Kilonzo v Republic [2023] KEHC 17371 (KLR) | Sentencing Principles | Esheria

Kilonzo v Republic [2023] KEHC 17371 (KLR)

Full Case Text

Kilonzo v Republic (Criminal Appeal E132 of 2022) [2023] KEHC 17371 (KLR) (Crim) (11 May 2023) (Judgment)

Neutral citation: [2023] KEHC 17371 (KLR)

Republic of Kenya

In the High Court at Nairobi (Milimani Law Courts)

Criminal

Criminal Appeal E132 of 2022

K Kimondo, J

May 11, 2023

Between

Alexander Mwongela Kilonzo

Appellant

and

Republic

Respondent

(Appeal from the original conviction in Criminal Case No 2731 of 2021 in the Chief Magistrates Court at Makadara by M A Opondo, PM, dated 29th September 2021)

Judgment

1. The appellant pleaded guilty to two counts: Malicious damage to property contrary to section 339 (1) of the Penal Code; and, creating a disturbance likely to cause a breach of the peace contrary to section 95 (1)(b) of the Code. He was imprisoned for three years and four months respectively. The terms were to run consecutively.

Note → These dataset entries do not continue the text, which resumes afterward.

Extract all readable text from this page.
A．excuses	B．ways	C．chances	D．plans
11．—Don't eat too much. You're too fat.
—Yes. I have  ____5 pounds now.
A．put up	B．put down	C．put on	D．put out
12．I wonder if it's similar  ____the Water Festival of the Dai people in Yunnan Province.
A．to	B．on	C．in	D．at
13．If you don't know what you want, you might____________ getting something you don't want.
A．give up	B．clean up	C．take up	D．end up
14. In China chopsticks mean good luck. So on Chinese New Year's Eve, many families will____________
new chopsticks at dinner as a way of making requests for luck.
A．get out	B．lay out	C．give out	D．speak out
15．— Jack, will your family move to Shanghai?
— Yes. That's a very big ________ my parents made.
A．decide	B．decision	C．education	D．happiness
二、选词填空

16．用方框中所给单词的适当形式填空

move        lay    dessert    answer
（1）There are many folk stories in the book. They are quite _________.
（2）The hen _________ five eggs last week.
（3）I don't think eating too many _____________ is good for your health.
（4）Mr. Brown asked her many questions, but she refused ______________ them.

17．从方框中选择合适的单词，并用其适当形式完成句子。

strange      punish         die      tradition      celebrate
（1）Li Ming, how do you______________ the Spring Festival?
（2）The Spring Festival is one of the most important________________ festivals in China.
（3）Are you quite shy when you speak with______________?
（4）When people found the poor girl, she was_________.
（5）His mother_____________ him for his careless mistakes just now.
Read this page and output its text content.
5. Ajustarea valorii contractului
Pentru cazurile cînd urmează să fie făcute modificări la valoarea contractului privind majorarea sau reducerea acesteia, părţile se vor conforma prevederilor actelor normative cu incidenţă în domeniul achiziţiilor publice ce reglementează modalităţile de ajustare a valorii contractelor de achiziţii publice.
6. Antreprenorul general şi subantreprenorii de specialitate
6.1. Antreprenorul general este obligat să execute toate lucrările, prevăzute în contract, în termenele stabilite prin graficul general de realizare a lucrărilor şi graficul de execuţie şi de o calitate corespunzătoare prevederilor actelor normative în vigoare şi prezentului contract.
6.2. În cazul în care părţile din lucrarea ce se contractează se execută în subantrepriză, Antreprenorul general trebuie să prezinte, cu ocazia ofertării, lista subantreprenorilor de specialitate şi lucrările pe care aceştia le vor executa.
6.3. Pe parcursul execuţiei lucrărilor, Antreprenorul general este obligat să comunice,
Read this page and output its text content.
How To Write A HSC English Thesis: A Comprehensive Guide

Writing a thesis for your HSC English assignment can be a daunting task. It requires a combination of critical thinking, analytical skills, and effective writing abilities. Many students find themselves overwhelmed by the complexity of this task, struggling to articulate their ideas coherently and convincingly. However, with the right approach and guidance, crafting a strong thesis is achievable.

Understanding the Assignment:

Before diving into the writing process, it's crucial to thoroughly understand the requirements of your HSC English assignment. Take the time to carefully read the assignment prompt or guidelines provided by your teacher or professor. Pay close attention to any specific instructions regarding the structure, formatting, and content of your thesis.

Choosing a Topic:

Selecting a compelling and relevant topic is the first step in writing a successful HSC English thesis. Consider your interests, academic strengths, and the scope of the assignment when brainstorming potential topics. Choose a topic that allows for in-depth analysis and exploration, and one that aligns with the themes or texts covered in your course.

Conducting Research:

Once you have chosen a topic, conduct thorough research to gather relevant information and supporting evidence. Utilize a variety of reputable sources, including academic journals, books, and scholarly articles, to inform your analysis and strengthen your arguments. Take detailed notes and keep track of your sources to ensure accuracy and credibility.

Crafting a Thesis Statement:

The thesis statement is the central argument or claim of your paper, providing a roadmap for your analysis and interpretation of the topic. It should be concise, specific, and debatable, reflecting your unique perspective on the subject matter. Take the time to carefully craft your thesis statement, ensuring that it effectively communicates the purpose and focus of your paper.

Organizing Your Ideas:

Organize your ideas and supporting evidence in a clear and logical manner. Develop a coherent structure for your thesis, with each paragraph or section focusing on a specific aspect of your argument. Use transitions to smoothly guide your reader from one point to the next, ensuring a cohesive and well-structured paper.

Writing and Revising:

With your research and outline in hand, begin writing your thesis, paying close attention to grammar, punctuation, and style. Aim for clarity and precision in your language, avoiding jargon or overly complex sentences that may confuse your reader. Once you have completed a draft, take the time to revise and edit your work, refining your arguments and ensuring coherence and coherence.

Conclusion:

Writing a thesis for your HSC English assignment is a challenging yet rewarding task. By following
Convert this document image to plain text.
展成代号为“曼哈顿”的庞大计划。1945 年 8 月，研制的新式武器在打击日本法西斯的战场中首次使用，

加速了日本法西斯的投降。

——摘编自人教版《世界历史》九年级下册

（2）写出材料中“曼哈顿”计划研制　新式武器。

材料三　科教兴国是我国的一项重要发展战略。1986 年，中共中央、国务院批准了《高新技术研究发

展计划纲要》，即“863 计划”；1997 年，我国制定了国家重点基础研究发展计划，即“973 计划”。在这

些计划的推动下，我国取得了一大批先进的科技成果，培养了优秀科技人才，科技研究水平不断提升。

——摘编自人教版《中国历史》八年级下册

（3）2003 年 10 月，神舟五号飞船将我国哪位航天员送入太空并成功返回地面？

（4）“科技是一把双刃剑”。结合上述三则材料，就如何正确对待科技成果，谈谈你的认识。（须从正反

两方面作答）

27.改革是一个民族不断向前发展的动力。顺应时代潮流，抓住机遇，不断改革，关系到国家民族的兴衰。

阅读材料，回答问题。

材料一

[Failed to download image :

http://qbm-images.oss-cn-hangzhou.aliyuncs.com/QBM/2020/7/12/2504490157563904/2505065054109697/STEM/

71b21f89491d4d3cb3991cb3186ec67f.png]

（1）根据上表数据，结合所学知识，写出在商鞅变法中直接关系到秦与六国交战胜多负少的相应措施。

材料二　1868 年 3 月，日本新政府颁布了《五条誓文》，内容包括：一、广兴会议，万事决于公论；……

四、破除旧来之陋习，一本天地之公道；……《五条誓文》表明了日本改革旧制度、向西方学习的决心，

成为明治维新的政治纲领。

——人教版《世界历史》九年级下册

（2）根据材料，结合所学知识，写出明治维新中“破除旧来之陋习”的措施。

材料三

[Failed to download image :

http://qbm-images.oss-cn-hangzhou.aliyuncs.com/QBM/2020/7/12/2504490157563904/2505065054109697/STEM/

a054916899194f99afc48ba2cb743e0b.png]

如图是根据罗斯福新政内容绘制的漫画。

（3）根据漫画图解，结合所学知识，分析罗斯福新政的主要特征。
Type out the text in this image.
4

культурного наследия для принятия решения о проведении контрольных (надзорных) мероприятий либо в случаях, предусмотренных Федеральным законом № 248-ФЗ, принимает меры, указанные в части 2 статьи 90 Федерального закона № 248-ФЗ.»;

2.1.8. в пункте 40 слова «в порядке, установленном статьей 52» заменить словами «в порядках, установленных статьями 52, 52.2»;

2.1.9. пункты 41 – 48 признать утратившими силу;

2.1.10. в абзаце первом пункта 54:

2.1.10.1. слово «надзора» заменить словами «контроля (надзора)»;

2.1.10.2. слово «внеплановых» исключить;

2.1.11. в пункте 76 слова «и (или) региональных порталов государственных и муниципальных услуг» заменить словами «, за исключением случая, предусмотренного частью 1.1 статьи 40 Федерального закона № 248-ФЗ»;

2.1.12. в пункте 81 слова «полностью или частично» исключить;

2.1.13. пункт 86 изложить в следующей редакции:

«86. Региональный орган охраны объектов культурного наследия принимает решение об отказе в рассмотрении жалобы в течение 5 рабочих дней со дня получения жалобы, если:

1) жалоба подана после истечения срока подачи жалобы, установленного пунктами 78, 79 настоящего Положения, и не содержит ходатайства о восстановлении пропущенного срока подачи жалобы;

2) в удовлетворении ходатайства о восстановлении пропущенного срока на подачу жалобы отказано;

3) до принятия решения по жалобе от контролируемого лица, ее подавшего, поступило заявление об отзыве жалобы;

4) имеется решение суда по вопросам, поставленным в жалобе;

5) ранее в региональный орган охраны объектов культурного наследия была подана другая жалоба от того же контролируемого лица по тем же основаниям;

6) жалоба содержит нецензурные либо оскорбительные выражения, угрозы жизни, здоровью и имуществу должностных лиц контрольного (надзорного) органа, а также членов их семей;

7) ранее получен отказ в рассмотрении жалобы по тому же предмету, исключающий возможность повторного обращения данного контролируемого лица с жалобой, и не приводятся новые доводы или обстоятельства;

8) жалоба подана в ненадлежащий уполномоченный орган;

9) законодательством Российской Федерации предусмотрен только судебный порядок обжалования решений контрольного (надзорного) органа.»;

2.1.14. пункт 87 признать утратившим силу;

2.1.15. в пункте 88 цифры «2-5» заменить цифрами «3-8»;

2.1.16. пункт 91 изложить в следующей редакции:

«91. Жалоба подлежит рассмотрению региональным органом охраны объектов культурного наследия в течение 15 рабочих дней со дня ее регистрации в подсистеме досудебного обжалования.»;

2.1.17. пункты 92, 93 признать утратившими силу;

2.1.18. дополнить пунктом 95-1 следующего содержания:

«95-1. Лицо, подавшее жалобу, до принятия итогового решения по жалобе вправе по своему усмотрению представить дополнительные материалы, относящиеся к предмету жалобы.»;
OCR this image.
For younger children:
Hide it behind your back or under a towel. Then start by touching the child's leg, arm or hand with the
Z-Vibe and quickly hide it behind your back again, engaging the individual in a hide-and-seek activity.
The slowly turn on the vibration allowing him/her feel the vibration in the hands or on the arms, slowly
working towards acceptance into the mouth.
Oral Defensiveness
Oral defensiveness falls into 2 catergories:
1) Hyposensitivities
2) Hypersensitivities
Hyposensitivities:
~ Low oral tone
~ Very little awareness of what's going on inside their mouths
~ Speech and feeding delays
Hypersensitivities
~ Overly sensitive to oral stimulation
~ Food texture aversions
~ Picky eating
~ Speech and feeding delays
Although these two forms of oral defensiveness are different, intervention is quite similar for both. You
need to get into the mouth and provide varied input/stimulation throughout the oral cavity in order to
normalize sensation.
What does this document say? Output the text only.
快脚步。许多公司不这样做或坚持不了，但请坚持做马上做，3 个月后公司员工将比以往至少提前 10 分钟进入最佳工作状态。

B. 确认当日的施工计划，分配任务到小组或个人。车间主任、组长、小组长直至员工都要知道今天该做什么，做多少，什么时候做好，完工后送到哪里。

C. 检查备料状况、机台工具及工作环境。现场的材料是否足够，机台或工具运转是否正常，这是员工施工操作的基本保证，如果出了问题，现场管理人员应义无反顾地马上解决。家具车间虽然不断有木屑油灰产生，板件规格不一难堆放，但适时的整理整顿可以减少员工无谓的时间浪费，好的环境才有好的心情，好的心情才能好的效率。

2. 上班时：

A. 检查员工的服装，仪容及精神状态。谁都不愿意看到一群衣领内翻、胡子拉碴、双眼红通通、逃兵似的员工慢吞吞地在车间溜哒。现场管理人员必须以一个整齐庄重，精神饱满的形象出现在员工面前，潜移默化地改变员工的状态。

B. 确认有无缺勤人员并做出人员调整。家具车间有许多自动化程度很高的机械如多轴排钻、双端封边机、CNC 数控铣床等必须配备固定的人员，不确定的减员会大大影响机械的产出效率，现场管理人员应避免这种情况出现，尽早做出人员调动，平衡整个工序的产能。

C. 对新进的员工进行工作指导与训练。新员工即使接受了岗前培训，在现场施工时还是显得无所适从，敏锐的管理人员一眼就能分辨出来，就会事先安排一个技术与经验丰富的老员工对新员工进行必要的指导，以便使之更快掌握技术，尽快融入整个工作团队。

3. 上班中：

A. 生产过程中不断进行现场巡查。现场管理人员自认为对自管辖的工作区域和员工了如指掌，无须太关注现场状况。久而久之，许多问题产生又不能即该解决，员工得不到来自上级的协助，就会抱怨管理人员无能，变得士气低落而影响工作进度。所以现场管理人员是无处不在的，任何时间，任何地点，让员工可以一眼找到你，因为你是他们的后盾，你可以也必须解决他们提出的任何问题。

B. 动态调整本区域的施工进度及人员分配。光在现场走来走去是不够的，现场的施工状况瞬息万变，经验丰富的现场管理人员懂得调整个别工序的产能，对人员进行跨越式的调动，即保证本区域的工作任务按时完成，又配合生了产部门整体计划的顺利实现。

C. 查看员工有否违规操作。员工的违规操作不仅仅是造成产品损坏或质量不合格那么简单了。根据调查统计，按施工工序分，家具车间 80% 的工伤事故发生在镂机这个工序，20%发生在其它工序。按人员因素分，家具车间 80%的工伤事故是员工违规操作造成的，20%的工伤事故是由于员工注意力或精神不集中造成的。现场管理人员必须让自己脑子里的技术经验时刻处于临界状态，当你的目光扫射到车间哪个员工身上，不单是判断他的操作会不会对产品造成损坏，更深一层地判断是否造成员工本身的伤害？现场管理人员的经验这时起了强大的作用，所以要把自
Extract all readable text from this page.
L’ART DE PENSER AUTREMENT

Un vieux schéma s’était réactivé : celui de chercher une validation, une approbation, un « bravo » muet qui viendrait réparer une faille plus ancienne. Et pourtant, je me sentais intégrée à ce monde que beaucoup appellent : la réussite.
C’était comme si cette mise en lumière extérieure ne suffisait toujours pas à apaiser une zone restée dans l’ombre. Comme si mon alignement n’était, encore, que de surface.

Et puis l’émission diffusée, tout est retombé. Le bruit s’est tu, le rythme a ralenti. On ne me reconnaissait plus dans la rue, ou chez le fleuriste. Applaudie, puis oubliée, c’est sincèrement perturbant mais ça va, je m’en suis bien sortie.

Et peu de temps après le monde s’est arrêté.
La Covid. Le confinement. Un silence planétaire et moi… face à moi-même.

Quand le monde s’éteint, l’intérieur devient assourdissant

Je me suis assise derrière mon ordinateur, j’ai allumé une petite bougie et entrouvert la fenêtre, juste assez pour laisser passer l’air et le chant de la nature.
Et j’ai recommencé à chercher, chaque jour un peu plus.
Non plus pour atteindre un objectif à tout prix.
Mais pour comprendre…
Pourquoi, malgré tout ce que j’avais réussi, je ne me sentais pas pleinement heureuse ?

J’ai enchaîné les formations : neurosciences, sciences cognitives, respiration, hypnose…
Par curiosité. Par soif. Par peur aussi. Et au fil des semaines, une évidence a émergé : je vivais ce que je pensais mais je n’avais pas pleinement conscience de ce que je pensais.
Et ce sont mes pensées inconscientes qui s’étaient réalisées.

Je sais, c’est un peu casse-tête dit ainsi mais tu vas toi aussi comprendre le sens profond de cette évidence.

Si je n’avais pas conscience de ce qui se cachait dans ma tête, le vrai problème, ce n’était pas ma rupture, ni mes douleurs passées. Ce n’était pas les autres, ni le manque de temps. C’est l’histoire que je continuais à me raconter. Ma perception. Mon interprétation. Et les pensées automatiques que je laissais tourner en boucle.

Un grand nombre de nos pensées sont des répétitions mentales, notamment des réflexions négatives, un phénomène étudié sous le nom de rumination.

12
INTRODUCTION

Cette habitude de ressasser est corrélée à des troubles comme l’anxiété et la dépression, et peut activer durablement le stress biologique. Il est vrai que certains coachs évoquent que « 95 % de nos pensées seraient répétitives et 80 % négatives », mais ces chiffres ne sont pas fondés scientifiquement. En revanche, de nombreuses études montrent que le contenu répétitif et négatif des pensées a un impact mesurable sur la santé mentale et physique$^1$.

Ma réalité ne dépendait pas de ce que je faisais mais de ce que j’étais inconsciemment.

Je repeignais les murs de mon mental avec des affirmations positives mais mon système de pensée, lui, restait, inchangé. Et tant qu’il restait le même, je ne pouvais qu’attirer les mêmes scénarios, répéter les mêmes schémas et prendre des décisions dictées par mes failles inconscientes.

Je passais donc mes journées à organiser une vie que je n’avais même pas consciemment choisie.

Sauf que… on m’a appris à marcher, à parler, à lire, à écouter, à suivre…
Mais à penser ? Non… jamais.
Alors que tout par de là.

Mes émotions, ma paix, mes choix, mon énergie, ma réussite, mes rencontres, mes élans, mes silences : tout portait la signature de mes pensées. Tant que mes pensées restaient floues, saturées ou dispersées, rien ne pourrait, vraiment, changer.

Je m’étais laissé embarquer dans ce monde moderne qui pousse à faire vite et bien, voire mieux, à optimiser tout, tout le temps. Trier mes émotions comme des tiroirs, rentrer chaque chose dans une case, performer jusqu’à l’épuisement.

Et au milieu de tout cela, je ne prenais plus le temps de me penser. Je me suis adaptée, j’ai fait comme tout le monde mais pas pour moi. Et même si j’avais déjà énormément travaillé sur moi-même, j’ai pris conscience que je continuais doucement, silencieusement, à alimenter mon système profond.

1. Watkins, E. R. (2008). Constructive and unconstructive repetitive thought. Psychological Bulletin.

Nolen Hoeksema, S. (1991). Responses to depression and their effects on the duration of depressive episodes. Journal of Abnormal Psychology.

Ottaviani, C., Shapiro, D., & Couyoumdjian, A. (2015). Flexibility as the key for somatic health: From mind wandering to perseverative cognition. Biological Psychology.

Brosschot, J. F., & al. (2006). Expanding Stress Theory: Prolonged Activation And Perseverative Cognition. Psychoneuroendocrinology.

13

2. The petition of appeal raised three grounds which can be compressed into two: That the conviction was unsafe; and, that the sentence meted out was draconian. However, at the hearing of the appeal on April 25, 2023, the appellant confirmed that he was abandoning his appeal on conviction and was only aggrieved by the sentence.

3. The appellant is a first offender and pleaded for leniency. He claimed that his health has deteriorated in prison. He implored the court to grant him a non-custodial sentence. In a synopsis, the entire appeal is a plea for leniency.

4. The appeal is contested by the Republic.

5. This is a first appeal to the High Court. I have re-evaluated the record and drawn my own conclusions. Njoroge v Republic [1987] KLR 19, Okeno v Republic [1972] EA 32, Kariuki Karanja v Republic [1986] KLR 190.

6. I am satisfied that the plea of guilt was unequivocal. I have also stated that the appellant does not challenge his conviction.

7. Section 354 (3) of Criminal Procedure Code empowers the court to alter the finding, maintain the sentence, or with or without altering the finding reduce or increase the sentence. The parameters were well set out in Macharia v Republic [2003] 2 E A 559.

7. The learned trial Magistrate considered that the appellant was a first offender. But she was not impressed by the conduct of the appellant. The property destroyed belonged to his mother who made an emotional victim impact statement. Surprisingly, the appellant disowned his own mother. His sister confirmed to the court that the complainant was indeed their blood mother. The appellant also misled the court that he had a young child and was attending college. The plea for clemency before this court must be looked at through those lenses.

8. The penal provisions provided for a sentence of up to 5 years on the first count and 6 months on the second. I readily find that the two sentences were well within the law and in all the circumstances of this offence, they cannot be termed as excessive.

9. However, the two offences arose in the course of the same transaction. In that regard, I find that the justice of the case demands that they run concurrently and not consecutively as ordered by the trial court.

10. I will thus uphold the conviction. The sentence handed down is partly set aside but only to the extent that the two sentences of 3 (three) years and 4 (four) months shall now run concurrently. In addition, the period spent in custody from his arrest on September 23, 2021 to the date of sentence on September 27, 2021 (5 days) shall be deducted from the sentence.It is so ordered.

DATED, SIGNED AND DELIVERED AT NAIROBI THIS 11TH DAY OF MAY 2023. KANYI KIMONDOJUDGERuling read virtually on Microsoft Teams in the presence of: -The appellant (in person).Mr Kiragu for the respondent instructed by the office of the Director of Public prosecutions.Mr E Ombuna, Court Assistant.